Modeling Non-Blocking Interactions with Actors in Pony

In a recent blog post, I talked about things like promises in Pony that help facilitate the safe, race-free, non-blocking development style that is one of the hallmarks of Pony. Promises are just a means to an end: the hard part has been switching my mental model from functional/imperative to the actor model.

In PonyMUD — a multiplayer text adventure game that I’m writing as a means to teach myself Pony — players have access to a command called who. This command displays the list of all connected players.

If I were to write some psuedo-code to solve this problem using the mental model I’ve had since I started programming 30 years ago, I might end up with something like this:

for player in players do
  _conn.write(player.getname() + "\n")
end
_conn.write("There are " + players.size().string() + " players connected.\n")

This looks pretty straightforward, as it should. Solved in the traditional fashion it’s a brain-dead simple problem. First, we iterate through the player list. For each player, we display their name and then when we’re done, we display the total number of players.

But what if players were actors? What if you couldn’t synchronously query state? If a player is an actor in Pony, you can’t get an answer from the getname() function. Actors are required to only have one-way messaging behaviors.

In my previous blog post, I talked about how the who command is implemented, but I didn’t really discuss that everything in the chain from player input to output to the player’s socket is a uni-directional, non-blocking message sent through actors.

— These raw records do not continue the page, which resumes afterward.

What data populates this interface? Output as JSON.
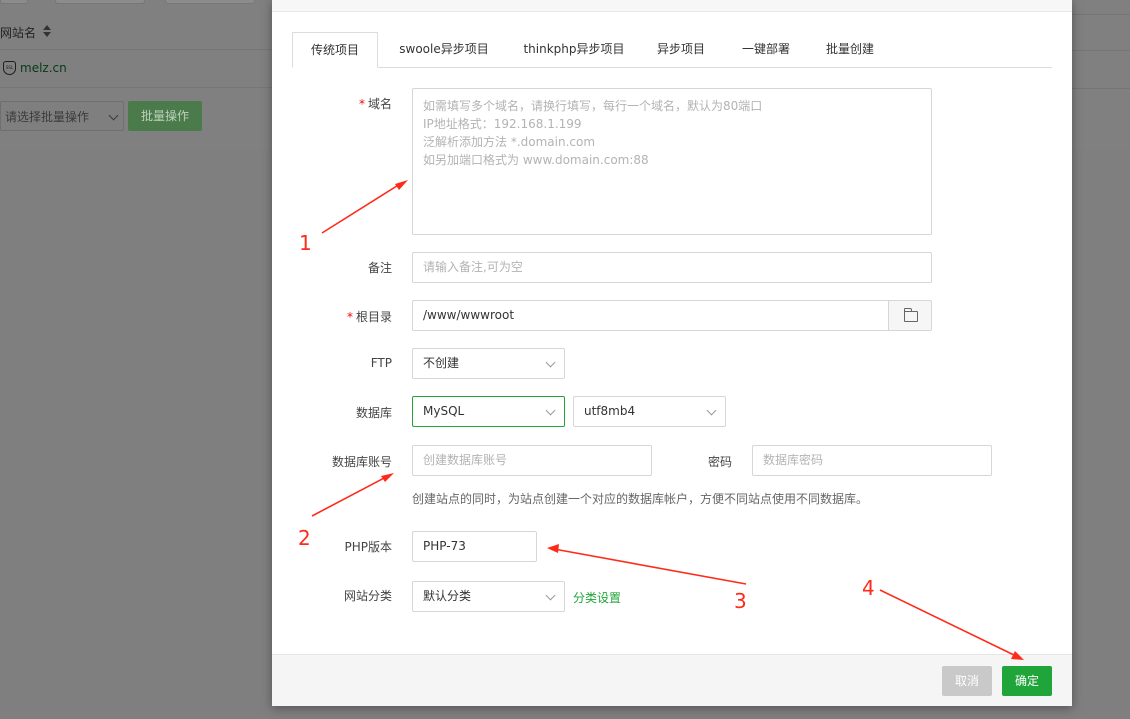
{
  "background": {
    "column_header": "网站名",
    "site_name": "melz.cn",
    "site_icon": "SSL",
    "batch_select_placeholder": "请选择批量操作",
    "batch_button": "批量操作"
  },
  "tabs": [
    {
      "label": "传统项目",
      "active": true
    },
    {
      "label": "swoole异步项目",
      "active": false
    },
    {
      "label": "thinkphp异步项目",
      "active": false
    },
    {
      "label": "异步项目",
      "active": false
    },
    {
      "label": "一键部署",
      "active": false
    },
    {
      "label": "批量创建",
      "active": false
    }
  ],
  "form": {
    "domain": {
      "required_mark": "*",
      "label": "域名",
      "placeholder": "如需填写多个域名，请换行填写，每行一个域名，默认为80端口\nIP地址格式：192.168.1.199\n泛解析添加方法 *.domain.com\n如另加端口格式为 www.domain.com:88"
    },
    "remark": {
      "label": "备注",
      "placeholder": "请输入备注,可为空"
    },
    "root_dir": {
      "required_mark": "*",
      "label": "根目录",
      "value": "/www/wwwroot"
    },
    "ftp": {
      "label": "FTP",
      "value": "不创建"
    },
    "database": {
      "label": "数据库",
      "type": "MySQL",
      "charset": "utf8mb4"
    },
    "db_account": {
      "label": "数据库账号",
      "placeholder": "创建数据库账号"
    },
    "db_password": {
      "label": "密码",
      "placeholder": "数据库密码"
    },
    "db_hint": "创建站点的同时，为站点创建一个对应的数据库帐户，方便不同站点使用不同数据库。",
    "php_version": {
      "label": "PHP版本",
      "value": "PHP-73"
    },
    "category": {
      "label": "网站分类",
      "value": "默认分类",
      "settings_link": "分类设置"
    }
  },
  "footer": {
    "cancel": "取消",
    "confirm": "确定"
  },
  "annotations": {
    "a1": "1",
    "a2": "2",
    "a3": "3",
    "a4": "4",
    "color": "#ff2a1a"
  },
  "colors": {
    "accent": "#20a53a",
    "required": "#ef0808"
  }
}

The flow goes something like this:

• Player types “who”
• ConnectionManager gets text via a TCP notification
• Player actor parses text and dispatches to appropriate handler actor
• CmdWho actor sends promise to ConnectionManager
• ConnectionManager iterates over players to fulfill promise
• CmdWho defines what happens after promise is fulfilled
• Player actor sends text to socket

The important thing about this flow is no part of it is blocking. There isn’t a single thing that happens in response to a user entering text into the game that “sits and waits” synchronously. While the impact may seem minimal on a text adventure game, the ability to model your process this way in performance-constrained environments is incredibly powerful. When you’re handling hundreds of thousands or millions of requests per second, every blocking operation could be the death of your process performance.

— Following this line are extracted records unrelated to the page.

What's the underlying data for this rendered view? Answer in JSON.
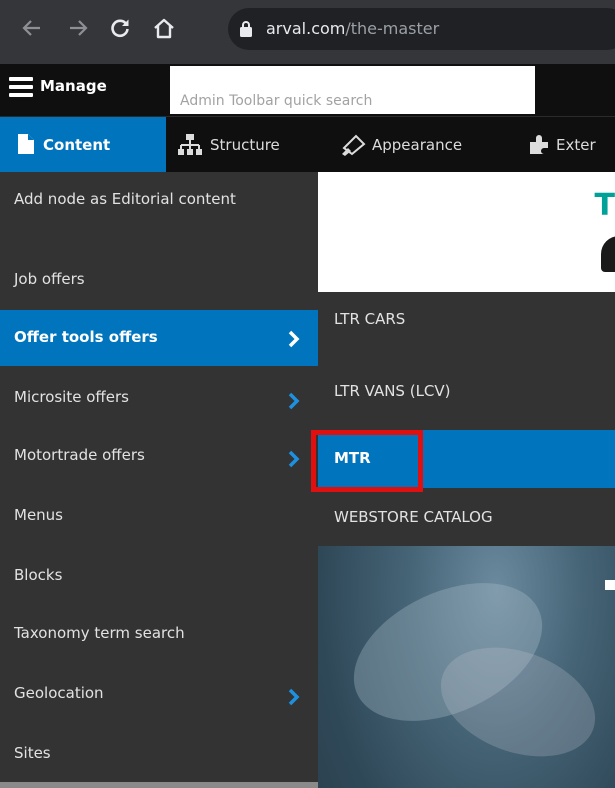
{
  "browser": {
    "url_domain": "arval.com",
    "url_path": "/the-master"
  },
  "toolbar": {
    "manage_label": "Manage",
    "search_placeholder": "Admin Toolbar quick search",
    "tabs": [
      {
        "label": "Content",
        "icon": "document-icon"
      },
      {
        "label": "Structure",
        "icon": "sitemap-icon"
      },
      {
        "label": "Appearance",
        "icon": "paint-brush-icon"
      },
      {
        "label": "Exter",
        "icon": "puzzle-icon"
      }
    ]
  },
  "menu": {
    "items": [
      {
        "label": "Add node as Editorial content"
      },
      {
        "label": "Job offers"
      },
      {
        "label": "Offer tools offers"
      },
      {
        "label": "Microsite offers"
      },
      {
        "label": "Motortrade offers"
      },
      {
        "label": "Menus"
      },
      {
        "label": "Blocks"
      },
      {
        "label": "Taxonomy term search"
      },
      {
        "label": "Geolocation"
      },
      {
        "label": "Sites"
      }
    ]
  },
  "submenu": {
    "items": [
      {
        "label": "LTR CARS"
      },
      {
        "label": "LTR VANS (LCV)"
      },
      {
        "label": "MTR"
      },
      {
        "label": "WEBSTORE CATALOG"
      }
    ]
  },
  "page": {
    "logo_letter": "T"
  },
  "colors": {
    "accent": "#0074bd",
    "menu_bg": "#333333",
    "toolbar_bg": "#0f0f0f",
    "highlight": "#e01010"
  }
}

With the release of Pony 0.17.0 I’ve actually been able to delete some of the code I wrote in my previous blog post and replace it with some more elegant use of the promises library.

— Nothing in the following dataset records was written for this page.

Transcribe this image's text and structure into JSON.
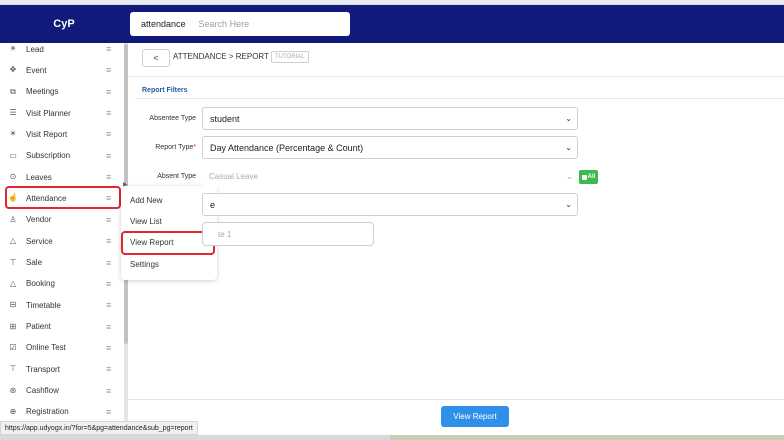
{
  "app": {
    "logo": "CyP"
  },
  "search": {
    "module": "attendance",
    "placeholder": "Search Here"
  },
  "sidebar": {
    "items": [
      {
        "label": "Lead",
        "icon": "lead-icon",
        "glyph": "☀"
      },
      {
        "label": "Event",
        "icon": "event-icon",
        "glyph": "✥"
      },
      {
        "label": "Meetings",
        "icon": "meetings-icon",
        "glyph": "⧉"
      },
      {
        "label": "Visit Planner",
        "icon": "visit-planner-icon",
        "glyph": "☰"
      },
      {
        "label": "Visit Report",
        "icon": "visit-report-icon",
        "glyph": "☀"
      },
      {
        "label": "Subscription",
        "icon": "subscription-icon",
        "glyph": "▭"
      },
      {
        "label": "Leaves",
        "icon": "leaves-icon",
        "glyph": "⊙"
      },
      {
        "label": "Attendance",
        "icon": "attendance-icon",
        "glyph": "☝"
      },
      {
        "label": "Vendor",
        "icon": "vendor-icon",
        "glyph": "♙"
      },
      {
        "label": "Service",
        "icon": "service-icon",
        "glyph": "△"
      },
      {
        "label": "Sale",
        "icon": "sale-icon",
        "glyph": "⊤"
      },
      {
        "label": "Booking",
        "icon": "booking-icon",
        "glyph": "△"
      },
      {
        "label": "Timetable",
        "icon": "timetable-icon",
        "glyph": "⊟"
      },
      {
        "label": "Patient",
        "icon": "patient-icon",
        "glyph": "⊞"
      },
      {
        "label": "Online Test",
        "icon": "online-test-icon",
        "glyph": "☑"
      },
      {
        "label": "Transport",
        "icon": "transport-icon",
        "glyph": "⊤"
      },
      {
        "label": "Cashflow",
        "icon": "cashflow-icon",
        "glyph": "⊛"
      },
      {
        "label": "Registration",
        "icon": "registration-icon",
        "glyph": "⊕"
      }
    ],
    "menu_glyph": "≡"
  },
  "submenu": {
    "items": [
      {
        "label": "Add New"
      },
      {
        "label": "View List"
      },
      {
        "label": "View Report"
      },
      {
        "label": "Settings"
      }
    ]
  },
  "breadcrumb": {
    "back": "<",
    "path": "ATTENDANCE > REPORT",
    "tutorial": "TUTORIAL"
  },
  "filters": {
    "title": "Report Filters",
    "absentee_type": {
      "label": "Absentee Type",
      "value": "student"
    },
    "report_type": {
      "label": "Report Type",
      "required_mark": "*",
      "value": "Day Attendance (Percentage & Count)"
    },
    "absent_type": {
      "label": "Absent Type",
      "value": "Casual Leave",
      "all_label": "All"
    },
    "row4": {
      "value": "e"
    },
    "date": {
      "placeholder": "te 1"
    },
    "chevron": "⌄"
  },
  "footer": {
    "view_report": "View Report"
  },
  "status": {
    "url": "https://app.udyogx.in/?for=5&pg=attendance&sub_pg=report"
  },
  "colors": {
    "header": "#11197a",
    "highlight": "#e0262f",
    "primary_button": "#2e90e8",
    "all_badge": "#3db94e",
    "section_title": "#1f5c9f"
  }
}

Let’s take a look at the important methods of the CmdWho actor:

be handle_verb(verb: String val, params: Array[String] val) =>    
    let p = Promise[Array[String val
      ] val]
    _cm.who(p)
    p.next[None](recover this~_whofulfilled() end)
be _whofulfilled(players: Array[String val] val) =>
    _parent.tell("\n==> Player Listing:\n")
    for name in players.values() do
        _parent.tell(name + "\n")
    end
    _parent.tell("\nThere are " + players.size().string() + " players connected.\n")

When the command dispatcher matches a player-entered verb with one of the verbs CmdWho handles, it invokes CmdWho's handle_verb function. This in turn sends a promise to the connection manager. This is a promise that indicates that at some point in the future the connection manager will give us back an array of strings containing the names of connected players.

When we get this fulfilled promise, we invoke _whofulfilled(via next promise chaining), which just runs through the array and sends text to the player’s socket via the _parent.tell behavior (remember — everything is an an actor here).

Because the connection manager is the only thing with a raw list of player actors, it is the only actor that can fulfill the promise to get their names. Since players are actors and we can’t synchronously query their names, we have to ask for the name with another promise. This is where the new join method from 0.17.0 makes the code very simple:

be who(p: Promise[Array[String val] val]) =>
    let names: Array[Promise[String]] = Array[Promise[String]]
    for player in _players.values() do
      let pname = Promise[String]
      player.gathername(pname)
      names.push(pname)
    end 
    let joined: Promise[Array[String val] val] = Promises[String].join(names.values())
    joined.next[None](recover p~apply() end)

First, we create an array of promises, all of which have been sent to the player actors to obtain the name of that player via the gathername behavior.

Once we have an array of promises, we can convert that into a promise of an array by using Promises.join on an iterator of promises. When the joined promise has been fulfilled, we then invoke apply on the promise sent to the connection manager. Fulfilling one promise in response to fulfilling a nested promise may feel a little awkward at first, but I am really excited by the potential and power of this pattern.

In conclusion, modeling everything as asynchronous actors that can only send one-way messages is definitely a paradigm shift. It takes some time and a lot of extra thought, but the end result is, I think, worth it.

While the initial conversion is a struggle, I’ve found that the problem decomposition that I’ve been coming up with in order to “actor-ify” the solution has been more elegant than if I had just brute-forced things in an easy, synchronous for loop.

Pony’s promise capabilities (especially the new syntax available in 0.17.0) make it easy to logically chain results to build complex behaviors without ever stopping to wait for a synchronous block or sacrificing memory safety.